On Kotzig's conjecture in random graphs
Stefan Glock, Amedeo Sgueglia
TL;DR
This work studies Kotzig's perfect 1-factorisation conjecture through the lens of random graphs. It proves that for any fixed k, there exists a constant C(k) such that if p ≥ C(k) log n / n, the random graph G(n,p) w.h.p. contains k edge-disjoint perfect matchings whose pairwise unions are Hamiltonian cycles, effectively realizing a Kotzig-type structure in G(n,p). It also provides a precise counting result: for given edge-disjoint matchings M1,...,Mk in K_n, the probability that a uniformly random matching M* yields Hamilton cycles with all Mi is Θ_k(n^{-k/2})(n/e)^{n/2}. The proof combines the absorption method, random-process analysis, entropy arguments, and switching techniques, and leverages recent breakthroughs on the expectation threshold conjecture to transfer counting information to G(n,p). The paper further extends these ideas to the bipartite setting and discusses potential threshold refinements and connections to hitting-time phenomena in random graph processes. $ $
Abstract
In 1963, Anton Kotzig famously conjectured that $K_{n}$, the complete graph of order $n$, where $n$ is even, can be decomposed into $n-1$ perfect matchings such that every pair of these matchings forms a Hamilton cycle.
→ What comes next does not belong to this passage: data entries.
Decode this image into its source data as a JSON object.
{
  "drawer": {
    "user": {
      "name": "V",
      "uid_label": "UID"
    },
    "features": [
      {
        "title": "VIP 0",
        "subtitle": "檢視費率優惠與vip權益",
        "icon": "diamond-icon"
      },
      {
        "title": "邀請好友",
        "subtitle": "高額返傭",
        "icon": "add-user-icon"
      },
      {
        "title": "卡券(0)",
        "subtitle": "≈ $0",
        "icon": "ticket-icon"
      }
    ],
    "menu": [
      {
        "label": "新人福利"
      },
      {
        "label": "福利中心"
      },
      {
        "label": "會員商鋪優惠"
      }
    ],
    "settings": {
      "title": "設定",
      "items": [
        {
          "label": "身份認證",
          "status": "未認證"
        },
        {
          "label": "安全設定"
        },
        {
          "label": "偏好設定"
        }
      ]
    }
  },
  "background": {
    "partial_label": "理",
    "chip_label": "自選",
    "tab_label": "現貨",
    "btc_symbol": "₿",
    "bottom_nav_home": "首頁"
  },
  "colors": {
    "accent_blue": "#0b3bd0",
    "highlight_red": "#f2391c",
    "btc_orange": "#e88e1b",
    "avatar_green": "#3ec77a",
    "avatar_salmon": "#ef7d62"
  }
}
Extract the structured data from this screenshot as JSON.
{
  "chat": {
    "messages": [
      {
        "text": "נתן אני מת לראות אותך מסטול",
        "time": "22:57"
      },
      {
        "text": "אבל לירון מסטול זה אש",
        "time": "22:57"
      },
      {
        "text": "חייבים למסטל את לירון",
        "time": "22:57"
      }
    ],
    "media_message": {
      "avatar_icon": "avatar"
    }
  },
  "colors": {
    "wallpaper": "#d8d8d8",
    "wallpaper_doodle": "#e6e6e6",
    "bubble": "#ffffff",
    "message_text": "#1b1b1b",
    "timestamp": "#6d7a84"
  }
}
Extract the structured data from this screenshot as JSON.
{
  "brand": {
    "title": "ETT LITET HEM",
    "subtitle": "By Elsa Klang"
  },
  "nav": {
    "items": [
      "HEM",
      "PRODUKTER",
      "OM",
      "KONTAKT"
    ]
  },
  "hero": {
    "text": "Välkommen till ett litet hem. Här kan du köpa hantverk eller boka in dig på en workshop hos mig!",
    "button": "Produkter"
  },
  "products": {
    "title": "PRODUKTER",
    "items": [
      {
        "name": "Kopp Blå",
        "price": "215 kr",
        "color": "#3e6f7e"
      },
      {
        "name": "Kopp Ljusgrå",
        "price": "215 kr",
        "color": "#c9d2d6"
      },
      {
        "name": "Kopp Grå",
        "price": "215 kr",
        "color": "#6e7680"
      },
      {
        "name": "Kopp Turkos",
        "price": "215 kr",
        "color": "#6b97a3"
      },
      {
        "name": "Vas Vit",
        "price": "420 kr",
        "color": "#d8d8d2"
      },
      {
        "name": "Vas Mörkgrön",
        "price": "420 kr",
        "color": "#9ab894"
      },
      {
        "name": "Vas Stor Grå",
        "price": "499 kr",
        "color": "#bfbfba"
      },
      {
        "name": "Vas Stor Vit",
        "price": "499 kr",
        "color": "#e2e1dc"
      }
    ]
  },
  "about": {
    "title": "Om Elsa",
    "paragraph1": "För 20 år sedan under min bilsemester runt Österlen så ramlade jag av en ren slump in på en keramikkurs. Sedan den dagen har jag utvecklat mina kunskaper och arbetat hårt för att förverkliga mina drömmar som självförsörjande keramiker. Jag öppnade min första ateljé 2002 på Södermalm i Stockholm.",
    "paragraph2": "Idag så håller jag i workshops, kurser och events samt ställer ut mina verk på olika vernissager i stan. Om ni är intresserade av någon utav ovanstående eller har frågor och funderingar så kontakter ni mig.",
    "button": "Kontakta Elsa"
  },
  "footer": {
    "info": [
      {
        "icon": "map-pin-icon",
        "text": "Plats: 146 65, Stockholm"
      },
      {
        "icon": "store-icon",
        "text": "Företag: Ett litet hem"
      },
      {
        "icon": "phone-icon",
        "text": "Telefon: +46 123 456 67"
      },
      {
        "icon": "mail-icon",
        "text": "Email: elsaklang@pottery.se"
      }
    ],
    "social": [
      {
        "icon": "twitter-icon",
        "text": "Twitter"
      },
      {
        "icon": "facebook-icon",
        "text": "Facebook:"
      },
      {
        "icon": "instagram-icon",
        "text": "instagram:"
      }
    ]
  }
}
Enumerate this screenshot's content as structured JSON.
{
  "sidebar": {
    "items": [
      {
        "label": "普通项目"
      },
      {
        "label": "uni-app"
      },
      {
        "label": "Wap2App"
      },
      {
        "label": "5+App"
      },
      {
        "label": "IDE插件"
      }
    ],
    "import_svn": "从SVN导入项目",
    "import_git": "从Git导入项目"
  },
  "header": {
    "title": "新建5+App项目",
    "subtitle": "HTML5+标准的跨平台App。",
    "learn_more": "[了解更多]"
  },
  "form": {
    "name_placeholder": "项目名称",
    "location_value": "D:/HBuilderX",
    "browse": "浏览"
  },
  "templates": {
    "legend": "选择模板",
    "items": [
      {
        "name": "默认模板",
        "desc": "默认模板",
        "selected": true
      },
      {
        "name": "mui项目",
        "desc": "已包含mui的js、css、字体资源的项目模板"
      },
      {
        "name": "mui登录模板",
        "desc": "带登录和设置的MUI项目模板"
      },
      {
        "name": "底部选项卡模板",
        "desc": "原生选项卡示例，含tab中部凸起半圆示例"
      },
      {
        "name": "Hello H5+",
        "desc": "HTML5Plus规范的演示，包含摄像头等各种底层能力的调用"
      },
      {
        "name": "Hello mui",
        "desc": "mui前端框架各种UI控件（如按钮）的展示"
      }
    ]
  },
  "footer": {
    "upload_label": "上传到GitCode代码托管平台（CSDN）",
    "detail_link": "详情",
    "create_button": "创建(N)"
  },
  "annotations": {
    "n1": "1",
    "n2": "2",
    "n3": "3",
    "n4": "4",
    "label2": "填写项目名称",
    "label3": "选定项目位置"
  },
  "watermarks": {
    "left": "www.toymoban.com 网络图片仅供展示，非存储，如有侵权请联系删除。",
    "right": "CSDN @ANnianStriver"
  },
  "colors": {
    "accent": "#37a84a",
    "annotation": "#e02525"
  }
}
The problem is still wide open and here we consider a variant of it for the binomial random graph $G(n,p)$. We prove that, for every fixed $k$, there exists a constant $C=C(k)$ such that, when $p\ge \frac{C \log n}{n}$, with high probability, $G(n,p)$ contains $k$ edge-disjoint perfect matchings with the property that every pair of them forms a Hamilton cycle. In fact, our main result is a very precise counting result for $K_n$. We show that, given any $k$ edge-disjoint perfect matchings $M_1,\dots,M_k$, the probability that a uniformly random perfect matching $M^*$ in $K_n$ has the property that $M^*\cup M_i$ forms a Hamilton cycle for each $i\in [k]$ is $Θ_k(n^{-k/2})$. This is proved by building on a variety of methods, including a random process analysis, the absorption method, the entropy method and the switching method. The result on the binomial random graph follows from a slight strengthening of our counting result via the recent breakthroughs on the expectation threshold conjecture.